Back to skill
Skillv1.0.6
ClawScan security
smartsearch · ClawHub's context-aware review of the artifact, metadata, and declared behavior.
Scanner verdict
ReviewApr 12, 2026, 8:24 AM
- Verdict
- Review
- Confidence
- medium
- Model
- gpt-5-mini
- Summary
- The skill appears to implement a web-search client for the Cloudsway API and requires a Cloudsway API key, but the registry metadata omits those required credentials and binary dependencies — the pieces are inconsistent and warrant caution.
- Guidance
- This skill's code and SKILL.md call a Cloudsway search API and require an API key (CLOUDSWAYS_AK) plus curl and jq. However the registry metadata omitted those requirements (and the top-level homepage/source are missing), which is an inconsistency you should resolve before installing. Before proceeding: 1) Verify the publisher and origin (ask for a source repo or official Cloudsway documentation confirming aisearchapi.cloudsway.net). 2) Confirm you are comfortable providing CLOUDSWAYS_AK to this skill and consider creating a scoped or limited API key for testing. 3) Ensure your environment has curl and jq, and test the script on a non-sensitive account. 4) If you need higher assurance, ask the publisher to correct registry metadata (declare CLOUDSWAYS_AK and required binaries) or provide signed releases/source code.

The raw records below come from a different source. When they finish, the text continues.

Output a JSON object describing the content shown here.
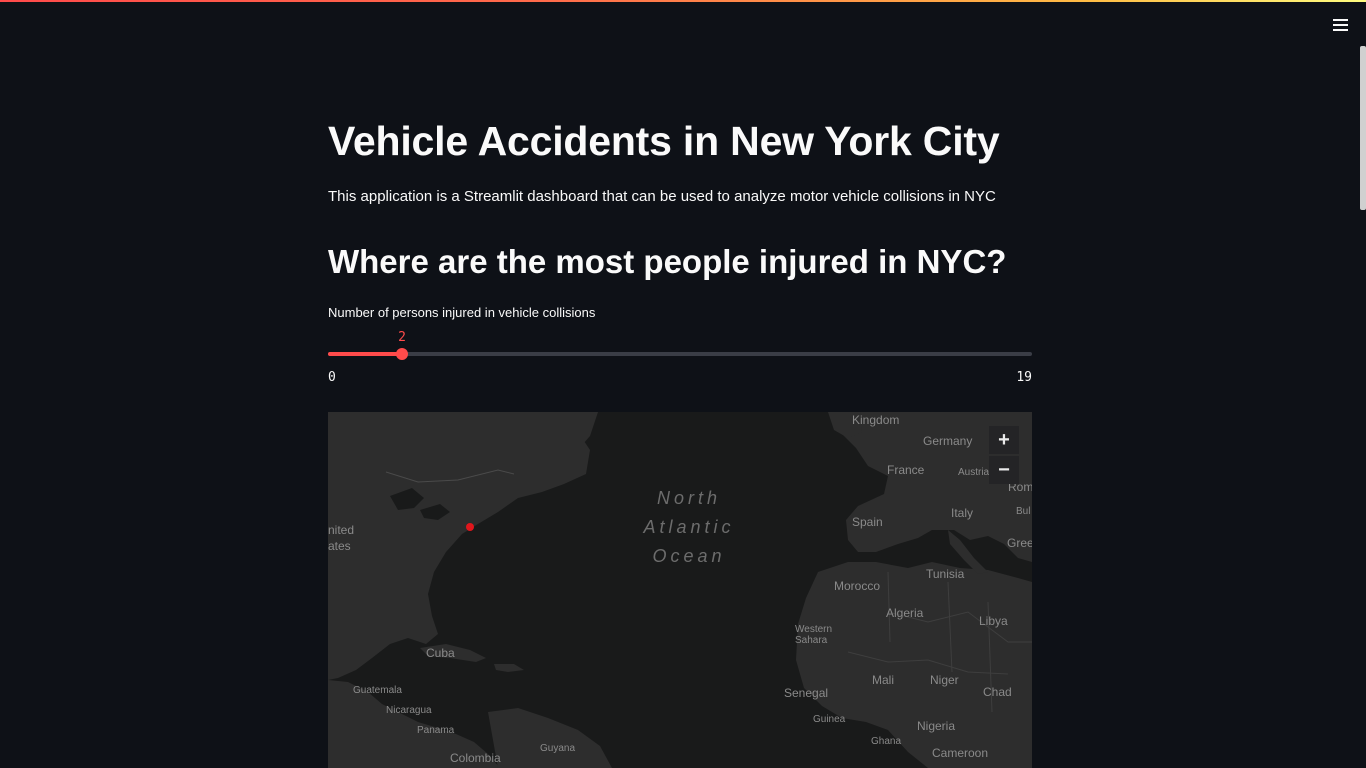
{
  "app": {
    "title": "Vehicle Accidents in New York City",
    "description": "This application is a Streamlit dashboard that can be used to analyze motor vehicle collisions in NYC",
    "subheader": "Where are the most people injured in NYC?"
  },
  "slider": {
    "label": "Number of persons injured in vehicle collisions",
    "value": "2",
    "min": "0",
    "max": "19",
    "fraction": 0.105,
    "accent": "#ff4b4b"
  },
  "menu": {
    "icon": "hamburger-menu-icon"
  },
  "map": {
    "zoom_in": "+",
    "zoom_out": "−",
    "ocean_label": [
      "North",
      "Atlantic",
      "Ocean"
    ],
    "labels": {
      "kingdom": "Kingdom",
      "germany": "Germany",
      "france": "France",
      "austria": "Austria",
      "romania": "Rom",
      "bulgaria": "Bul",
      "italy": "Italy",
      "spain": "Spain",
      "greece": "Gree",
      "tunisia": "Tunisia",
      "morocco": "Morocco",
      "algeria": "Algeria",
      "libya": "Libya",
      "western_sahara": [
        "Western",
        "Sahara"
      ],
      "mali": "Mali",
      "niger": "Niger",
      "chad": "Chad",
      "senegal": "Senegal",
      "guinea": "Guinea",
      "ghana": "Ghana",
      "nigeria": "Nigeria",
      "cameroon": "Cameroon",
      "united_states": [
        "nited",
        "ates"
      ],
      "cuba": "Cuba",
      "guatemala": "Guatemala",
      "nicaragua": "Nicaragua",
      "panama": "Panama",
      "guyana": "Guyana",
      "colombia": "Colombia"
    },
    "marker_color": "#e0161c"
  }
}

These steps will reduce risk from the observed metadata/code mismatch.
Review Dimensions
- Purpose & Capability
- concernThe name/description match the code and SKILL.md (it calls a Cloudsway search API). However the registry metadata at the top claims no required env vars or homepage while SKILL.md and scripts clearly require CLOUDSWAYS_AK and use curl/jq. That mismatch between declared registry requirements and actual runtime needs is incoherent and could be an omission or packaging error.
- Instruction Scope
- concernSKILL.md and scripts instruct the agent to read CLOUDSWAYS_AK and perform HTTP calls to https://aisearchapi.cloudsway.net, returning webpage snippets/content. That behavior is within the stated purpose (web search) but the instructions reference an environment variable and binaries (curl, jq) that the registry metadata did not declare. The skill does not attempt to read unrelated system files or other creds.
- Install Mechanism
- okThere is no install spec and only a small shell script is included. No remote downloads or archive extraction occur, so installation risk is low.
- Credentials
- concernThe runtime requires a single API key (CLOUDSWAYS_AK), which is proportionate to calling a third-party search API. The concern is that the registry metadata did not list this required env var (top-level metadata claims none), creating a mismatch between what the skill actually needs and what was declared.
- Persistence & Privilege
- okThe skill does not request always:true, does not modify other skills or system-wide settings, and has no config path requirements. It only needs transient access to an API key to call the remote endpoint.